<aside> 💡
Your potential clients have yet to meet you, and all they can depend on is what they can look up online. It's in your best interest to make sure they're impressed by what they find and assured that you're the best choice. Putting time and effort into your online presence will serve you your whole career.
</aside>
👔 Looking good
🖥️ Getting a website
✒️ Writing a copy
🔗 Social media profiles
💬 Communication
A huge help in getting the first - or any - client is to look the part. Not just in person but virtually, too. Everything related to your professional image online should give potential clients confidence that you're the right person for the job. There's nothing worse than if a client is put off by a freelancer's online presentation. It's not about competing for beauty, graphic design, or copywriting awards - it's just that you don't want to look like a slob.

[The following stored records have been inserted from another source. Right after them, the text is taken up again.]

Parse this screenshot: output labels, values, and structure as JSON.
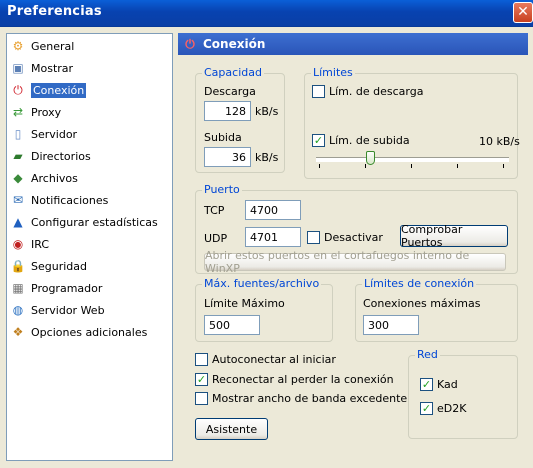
{
  "window": {
    "title": "Preferencias",
    "close_label": "✕"
  },
  "sidebar": {
    "items": [
      {
        "label": "General",
        "icon": "gear-icon",
        "glyph": "⚙",
        "color": "#e8a030"
      },
      {
        "label": "Mostrar",
        "icon": "monitor-icon",
        "glyph": "▣",
        "color": "#5b7fb5"
      },
      {
        "label": "Conexión",
        "icon": "plug-icon",
        "glyph": "⏻",
        "color": "#d0202a",
        "selected": true
      },
      {
        "label": "Proxy",
        "icon": "proxy-icon",
        "glyph": "⇄",
        "color": "#3a9a3a"
      },
      {
        "label": "Servidor",
        "icon": "server-icon",
        "glyph": "▯",
        "color": "#6b8fc8"
      },
      {
        "label": "Directorios",
        "icon": "folders-icon",
        "glyph": "▰",
        "color": "#2d7a2d"
      },
      {
        "label": "Archivos",
        "icon": "files-icon",
        "glyph": "◆",
        "color": "#3a8a3a"
      },
      {
        "label": "Notificaciones",
        "icon": "notification-icon",
        "glyph": "✉",
        "color": "#2a6ab5"
      },
      {
        "label": "Configurar estadísticas",
        "icon": "statistics-icon",
        "glyph": "▲",
        "color": "#2060c0"
      },
      {
        "label": "IRC",
        "icon": "irc-icon",
        "glyph": "◉",
        "color": "#c02020"
      },
      {
        "label": "Seguridad",
        "icon": "lock-icon",
        "glyph": "🔒",
        "color": "#d0a020"
      },
      {
        "label": "Programador",
        "icon": "calendar-icon",
        "glyph": "▦",
        "color": "#777777"
      },
      {
        "label": "Servidor Web",
        "icon": "globe-icon",
        "glyph": "◍",
        "color": "#2a70c0"
      },
      {
        "label": "Opciones adicionales",
        "icon": "options-icon",
        "glyph": "❖",
        "color": "#c08020"
      }
    ]
  },
  "panel": {
    "title": "Conexión",
    "capacidad": {
      "legend": "Capacidad",
      "descarga_label": "Descarga",
      "descarga_value": "128",
      "descarga_unit": "kB/s",
      "subida_label": "Subida",
      "subida_value": "36",
      "subida_unit": "kB/s"
    },
    "limites": {
      "legend": "Límites",
      "lim_descarga_label": "Lím. de descarga",
      "lim_descarga_checked": false,
      "lim_subida_label": "Lím. de subida",
      "lim_subida_checked": true,
      "lim_subida_value": "10 kB/s",
      "slider_fraction": 0.28
    },
    "puerto": {
      "legend": "Puerto",
      "tcp_label": "TCP",
      "tcp_value": "4700",
      "udp_label": "UDP",
      "udp_value": "4701",
      "desactivar_label": "Desactivar",
      "comprobar_label": "Comprobar Puertos",
      "firewall_label": "Abrir estos puertos en el cortafuegos interno de WinXP"
    },
    "fuentes": {
      "legend": "Máx. fuentes/archivo",
      "limite_label": "Límite Máximo",
      "limite_value": "500"
    },
    "conexion_limits": {
      "legend": "Límites de conexión",
      "max_label": "Conexiones máximas",
      "max_value": "300"
    },
    "options": {
      "autoconectar": "Autoconectar al iniciar",
      "autoconectar_checked": false,
      "reconectar": "Reconectar al perder la conexión",
      "reconectar_checked": true,
      "mostrar_ancho": "Mostrar ancho de banda excedente",
      "mostrar_ancho_checked": false,
      "asistente_label": "Asistente"
    },
    "red": {
      "legend": "Red",
      "kad_label": "Kad",
      "kad_checked": true,
      "ed2k_label": "eD2K",
      "ed2k_checked": true
    }
  },
  "check_glyph": "✓"
}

Countless studies confirm how big of a role first impressions play and how difficult it is to change any conclusions it helped form. Ensure all touchpoints clients can visit or see - your website, social media profiles, or your Flowlance profile (coming soon), are properly filled. When companies are looking for a freelancer to work with, they often shortlist a few they find most compelling, contact all of them, and see which one makes the best impression. Know that you'll be compared with others, and put yourself in the best position to succeed.
The most essential thing every solopreneur has to get right is a website. If you can't set it up yourself, get someone to do it. It doesn't have to be expensive. Instead of hiring a digital marketing agency that will be happy to charge you anywhere upwards of $1000, find a student who can make it just as well for half the price, and maybe even less.
Remember to come prepared: "Hi, I need a website for my [your industry] freelancing business. Here are three websites I like, here is a Word doc with all the text I want there, and here are five images of me you can use." Whoever does your website can only work with what you give him. Many freelancers prepare only a few text paragraphs and then are disappointed that the website looks empty.
If you don't know what to put on your website, check out your competitors' websites and feel free to copy their website structure (not content!) - or even better, take what you like from each of them. The content has to be original. If you're not a strong writer, write everything you want without worrying about how it sounds or looks, and then send it all to a copywriter who will rewrite it into a copy you will be proud of. The text should be professional but also look like you wrote it - overly professional texts sound unnatural and unrelatable. Be authentic.
If the nature of your work allows you to, show something of what you've done. Instead of lumping it all into a single gallery, make a separate page for each client or project, describe your assignment, and give it some context so anyone who looks at it will know what you were tasked to do and see how you did it. You can do this either in a very basic form or as a case study. If you can make compelling and rich case studies, new clients will be coming one after the other. To help you make them like this, one of the lessons in this Module will be exclusively about case studies.
💡 Keep in mind
AI can help you with the copy, but be careful - it's notorious for generating text that sounds very pompous. Use it to rewrite your sentences rather than have it write them for you from scratch.
If you don't know what to write on your website, prohibit yourself from thinking: "This is self-evident; I don't have to mention it." Most professionals fail to acknowledge how little people outside their industry know about it. Once you allow yourself to go into the details, even the trivial ones, there will suddenly be much more to write about.